I like Hell's Kitchen and Kitchen Nightmares.  The most mindblowing KN moment (aside from ABC) is the chef who wouldn't even take a taste of Ramsey's dish; wish I could remember which episode it was from.  My favorite HK moment so far is the collection of Raj moments.



Rain-Wizard said:


> Holy hell. I have watched ten minutes, and my mind has been blown. Dat woman....eurgh.



Oh yes, the famous social media meltdown that followed the airing of that episode.


----------



## Judge Spear (Nov 11, 2013)

Nashida said:


> Oh Gosh this episode. This was legend. I ended up following her Facebook page for a week or so afterward just because she just. would. not.stop.



...

.....

Keep going.



Explolguy said:


> She'll get the cats after you, because she speaks cat.
> 
> MEOW MEOW MEOW MOTHERFUCKERS



Actually...


----------



## Cocobanana (Nov 11, 2013)

I'd hoped this thread was about Power Rangers :c


----------



## Ranguvar (Nov 11, 2013)

Cocobanana said:


> I'd hoped this thread was about Power Rangers :c


Gordon Ramsey would destroy the fucking power rangers.


----------



## Cocobanana (Nov 11, 2013)

Ranguvar said:


> Gordon Ramsey would destroy the fucking power rangers.



He wouldn't look sexy doing it...


----------



## Ranguvar (Nov 11, 2013)

Cocobanana said:


> He wouldn't look sexy doing it...


GORDON RAMSEY IS ALWAYS SEXY


----------



## Zerig (Nov 11, 2013)

Cocobanana said:


> He wouldn't look sexy doing it...



I don't think anyone has ever been so wrong about something.


----------



## Cocobanana (Nov 11, 2013)

Zerig said:


> I don't think anyone has ever been so wrong about something.

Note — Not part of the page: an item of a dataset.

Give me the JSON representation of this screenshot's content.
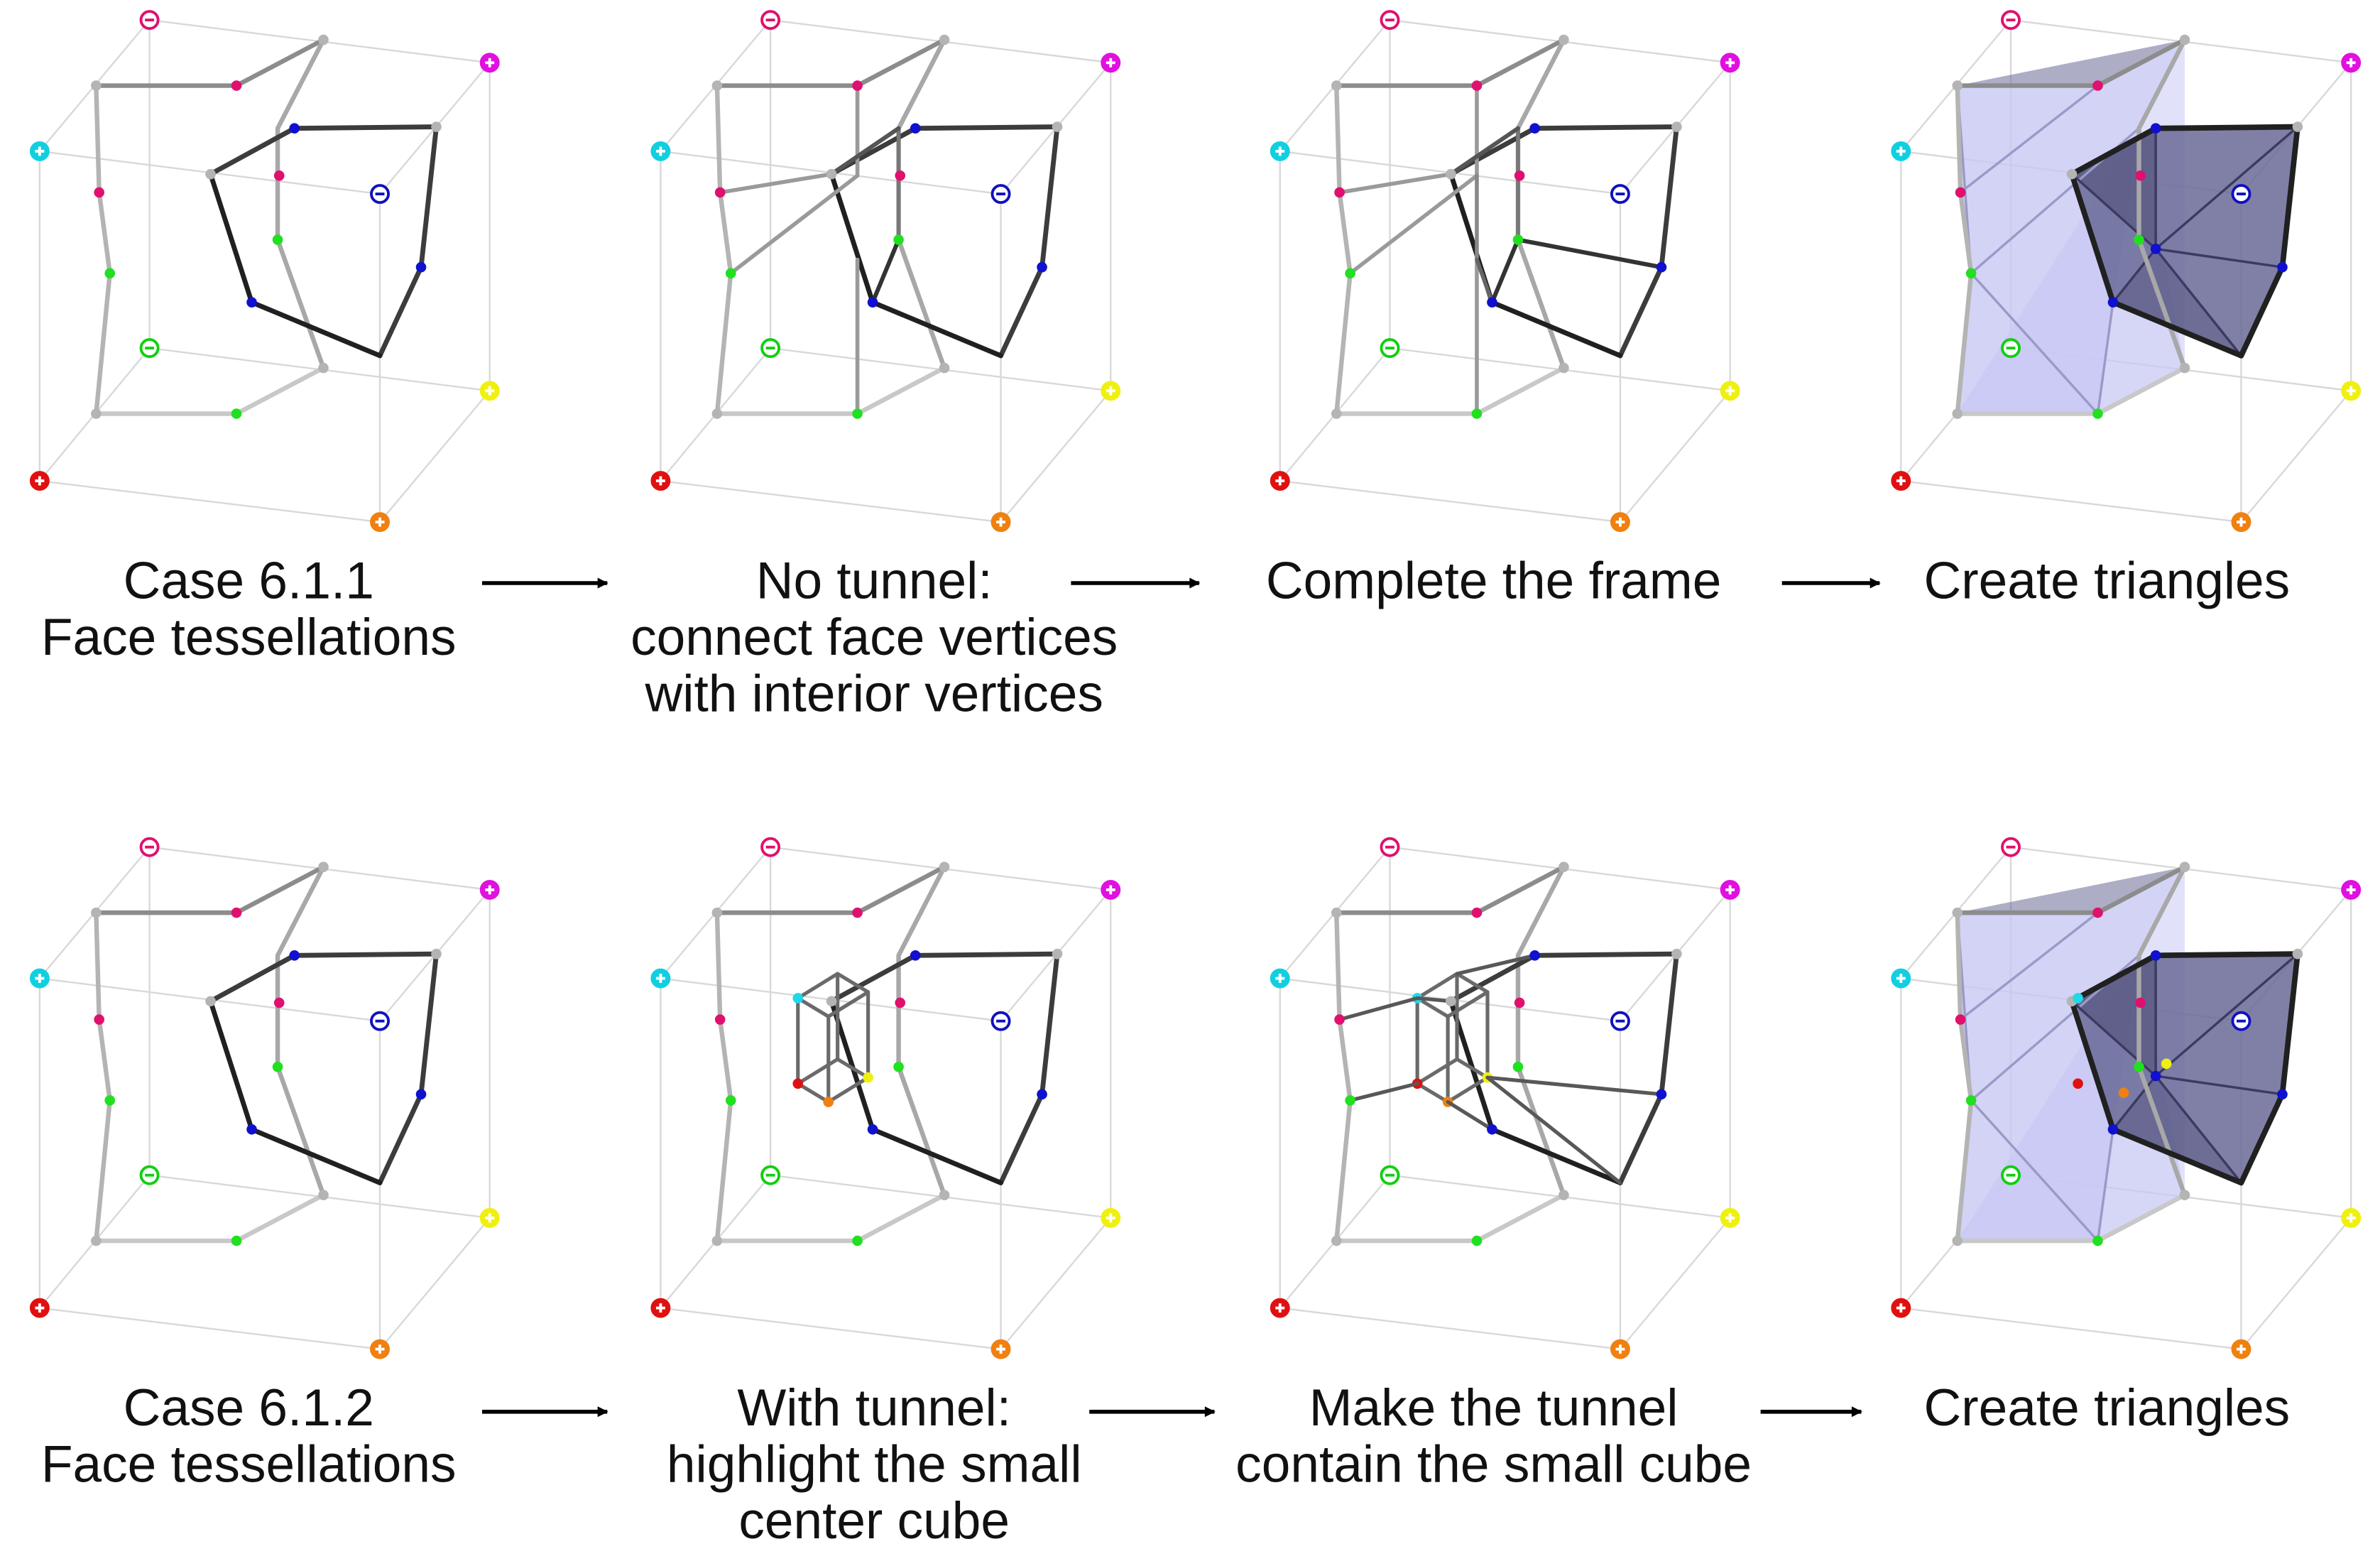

Gordon Ramsey < Simon (s)Cowell every time.


----------



## Ranguvar (Nov 12, 2013)

Cocobanana said:


> Gordon Ramsey < Simon (s)Cowell every time.


WAT.


----------



## Judge Spear (Nov 12, 2013)

Cocobanana said:


> Gordon Ramsey < Simon (s)Cowell every time.





Cocobanana said:


> He wouldn't look sexy doing it...



Keep talking. Just make sure you don't go to bed if you do. :3


----------